Categoría: Artículos

Autor: Iván Herrero Bartolomé

Chief Data Officer en Grupo Intercorp.

9 agosto, 2023

. 3 minutos de lectura.

After 17 years since the first MIT CDOIQ Symposium, a painfully learned lesson is that "Data Governance is a difficult area in which to show value'', as highlighted by Tom Davenport at the beginning of his talk. And without visible value, the tenure of a CDO will not hit the third year. And reality seems to support this fact, with the role of the CDO averaging 2.5 years in Randy Bean's annual survey.

Once companies realize the intrinsic value of their data, the backlog grows at an overwhelming rate, making it hard for data teams to keep the pace. Having prioritization processes in place becomes paramount not to die of success and handle stakeholders' expectations, as Michael Cappetta and his team at Northwest Bank have done early on in their journey. Vijay Akella (US Bank) took it to the next level, stating that "prioritization is the most value creating activity". He also summarized why, in his opinion, large data programs usually fail:

  • Lack of clear objectives.
  • Resistance to change.
  • Inefficient management support (probably because of the first point, making the second one hard to overcome).
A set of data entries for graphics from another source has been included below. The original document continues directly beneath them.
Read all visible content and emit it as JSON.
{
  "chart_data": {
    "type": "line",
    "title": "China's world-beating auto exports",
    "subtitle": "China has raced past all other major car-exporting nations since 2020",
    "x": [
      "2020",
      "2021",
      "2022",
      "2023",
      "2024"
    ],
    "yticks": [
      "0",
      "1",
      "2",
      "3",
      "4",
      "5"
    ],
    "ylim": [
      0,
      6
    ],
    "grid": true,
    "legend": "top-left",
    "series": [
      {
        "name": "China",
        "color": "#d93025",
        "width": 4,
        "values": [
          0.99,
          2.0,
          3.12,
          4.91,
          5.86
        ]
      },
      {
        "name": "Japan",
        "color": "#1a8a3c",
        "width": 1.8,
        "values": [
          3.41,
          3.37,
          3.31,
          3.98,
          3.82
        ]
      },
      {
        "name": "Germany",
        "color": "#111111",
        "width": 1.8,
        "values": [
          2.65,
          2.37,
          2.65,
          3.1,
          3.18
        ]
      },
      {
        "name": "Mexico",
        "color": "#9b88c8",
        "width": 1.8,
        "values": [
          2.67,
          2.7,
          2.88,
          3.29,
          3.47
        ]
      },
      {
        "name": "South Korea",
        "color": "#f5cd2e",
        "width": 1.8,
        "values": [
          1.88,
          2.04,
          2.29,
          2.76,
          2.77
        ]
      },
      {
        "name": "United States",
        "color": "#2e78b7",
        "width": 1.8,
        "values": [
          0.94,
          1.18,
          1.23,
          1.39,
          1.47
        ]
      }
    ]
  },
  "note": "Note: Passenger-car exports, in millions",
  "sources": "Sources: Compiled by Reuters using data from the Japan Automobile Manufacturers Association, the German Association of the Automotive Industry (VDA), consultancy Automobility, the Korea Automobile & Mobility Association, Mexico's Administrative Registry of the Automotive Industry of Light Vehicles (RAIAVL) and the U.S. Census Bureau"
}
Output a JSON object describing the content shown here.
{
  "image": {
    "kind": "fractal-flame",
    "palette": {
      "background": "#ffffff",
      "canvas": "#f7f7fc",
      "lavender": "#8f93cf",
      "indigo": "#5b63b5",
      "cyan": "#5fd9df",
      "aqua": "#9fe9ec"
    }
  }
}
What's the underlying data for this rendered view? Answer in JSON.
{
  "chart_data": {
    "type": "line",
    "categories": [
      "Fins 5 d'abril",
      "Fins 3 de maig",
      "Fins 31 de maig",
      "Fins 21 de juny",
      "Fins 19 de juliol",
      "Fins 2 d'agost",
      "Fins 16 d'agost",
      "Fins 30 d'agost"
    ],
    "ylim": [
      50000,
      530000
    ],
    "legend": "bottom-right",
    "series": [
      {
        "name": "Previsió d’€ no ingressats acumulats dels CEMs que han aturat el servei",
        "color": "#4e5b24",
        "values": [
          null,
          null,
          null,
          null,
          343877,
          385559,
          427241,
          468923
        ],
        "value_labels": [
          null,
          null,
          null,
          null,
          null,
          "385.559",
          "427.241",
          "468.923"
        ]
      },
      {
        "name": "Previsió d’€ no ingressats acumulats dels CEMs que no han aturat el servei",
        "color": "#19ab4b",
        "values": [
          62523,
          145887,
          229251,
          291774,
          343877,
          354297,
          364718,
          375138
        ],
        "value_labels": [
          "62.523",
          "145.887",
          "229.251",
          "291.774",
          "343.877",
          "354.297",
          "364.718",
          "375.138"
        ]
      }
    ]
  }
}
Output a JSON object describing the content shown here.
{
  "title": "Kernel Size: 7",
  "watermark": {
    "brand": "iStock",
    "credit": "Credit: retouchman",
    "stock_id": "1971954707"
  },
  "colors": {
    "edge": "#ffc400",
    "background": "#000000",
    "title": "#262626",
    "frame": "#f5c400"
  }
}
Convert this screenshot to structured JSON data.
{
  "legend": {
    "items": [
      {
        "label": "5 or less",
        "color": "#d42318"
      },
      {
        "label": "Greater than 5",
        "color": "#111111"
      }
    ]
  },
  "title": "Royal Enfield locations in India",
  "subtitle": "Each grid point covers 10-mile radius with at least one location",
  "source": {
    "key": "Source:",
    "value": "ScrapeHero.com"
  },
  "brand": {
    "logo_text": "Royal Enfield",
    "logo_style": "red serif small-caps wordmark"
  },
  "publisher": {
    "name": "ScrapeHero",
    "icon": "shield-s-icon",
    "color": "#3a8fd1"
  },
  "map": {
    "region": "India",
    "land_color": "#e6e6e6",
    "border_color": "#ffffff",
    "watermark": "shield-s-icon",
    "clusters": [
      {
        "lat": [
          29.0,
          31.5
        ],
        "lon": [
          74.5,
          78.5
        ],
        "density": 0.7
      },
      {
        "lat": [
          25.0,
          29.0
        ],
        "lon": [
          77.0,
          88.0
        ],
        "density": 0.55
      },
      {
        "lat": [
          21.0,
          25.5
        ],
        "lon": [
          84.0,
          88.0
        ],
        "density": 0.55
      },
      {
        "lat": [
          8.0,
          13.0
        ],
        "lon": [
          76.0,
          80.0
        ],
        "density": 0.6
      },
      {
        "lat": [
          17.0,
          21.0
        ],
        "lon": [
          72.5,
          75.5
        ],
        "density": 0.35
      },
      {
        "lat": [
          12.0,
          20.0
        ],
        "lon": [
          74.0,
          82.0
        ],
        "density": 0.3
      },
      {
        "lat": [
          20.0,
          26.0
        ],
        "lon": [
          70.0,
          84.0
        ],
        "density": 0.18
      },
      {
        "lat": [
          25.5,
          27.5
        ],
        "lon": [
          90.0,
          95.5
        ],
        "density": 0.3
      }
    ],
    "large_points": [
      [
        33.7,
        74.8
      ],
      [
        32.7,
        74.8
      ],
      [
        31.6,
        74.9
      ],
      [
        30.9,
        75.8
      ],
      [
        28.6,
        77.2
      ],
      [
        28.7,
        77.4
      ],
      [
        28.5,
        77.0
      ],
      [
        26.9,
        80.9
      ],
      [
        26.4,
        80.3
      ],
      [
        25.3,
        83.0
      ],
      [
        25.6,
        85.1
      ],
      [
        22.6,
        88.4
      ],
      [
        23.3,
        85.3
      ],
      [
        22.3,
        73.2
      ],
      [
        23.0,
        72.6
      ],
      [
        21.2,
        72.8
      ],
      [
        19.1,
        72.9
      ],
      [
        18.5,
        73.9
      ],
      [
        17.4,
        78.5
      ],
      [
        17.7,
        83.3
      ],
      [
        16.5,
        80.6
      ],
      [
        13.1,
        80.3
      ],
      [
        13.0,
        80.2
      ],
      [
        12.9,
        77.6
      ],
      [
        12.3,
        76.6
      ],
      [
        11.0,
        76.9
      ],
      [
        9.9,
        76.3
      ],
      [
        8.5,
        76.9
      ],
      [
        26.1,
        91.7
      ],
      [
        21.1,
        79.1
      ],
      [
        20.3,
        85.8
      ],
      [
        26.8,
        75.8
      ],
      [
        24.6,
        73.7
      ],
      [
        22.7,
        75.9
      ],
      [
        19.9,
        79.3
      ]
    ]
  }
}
Ajay Anand and Matt Barnett shared how they are integrating Functional and Capability leaders to deliver enterprise outcomes, with data as the foundation for enabling Johnson & Johnson's growth agenda. Establishing metrics across people, processes and technology and aligning them to the desired outcomes of the transformation is proving an effective way for keeping the company focused both on driving value and on building competitive advantages. Change-management specialists find out how to deal with the unavoidable resistance that a transformation like this one arises and ensure success cases are communicated effectively. A great point made by Donna Burbank (Global Data Strategy) related to the communication strategy is understanding what is important for our stakeholders and adapt the storytelling depending on whether they are driven by emotions or by facts.

Instilling a data-driven culture across the organization is yet an out-of-reach aspiration, being most organizations "unfit for data", in Tom Redman's words. The human side of the transformation is keeping us back, requiring changes far beyond the scope of data teams. If all of the above were not hard enough, Gokula Mishra (Direct Supply) said that we will also “need to train the business on how to optimize the outcomes of their decisions, so they can better leverage the insights and convert them into actions”.

Fernando Castelloes (Petrobras), Paula Runciman and Juan Manuel Botti (Farmacias Peruanas) gave voice to Latin America, showcasing the advances that are taking place in the region and emphasizing the need to drive actual value for the business through while deploying capabilities (AI, martech…) across the company to make it more competitive in the future. One of the aspects that was applauded by the audience was the efficiency and creativity applied at this companies to advance in their Data and Analytics journey with tight budgets.

Chat-GPT and LMMs were floating on the air during the whole event, but more as a topic to spark discussions and betting about its evolution than as a core theme of the conferences. At the CDO Forum hosted by Mckinsey, Kayvaun Rowshankish and his co-panelists agreed that managing inflated expectations while experimenting with low-risk use cases seems to be the way to go for the moment.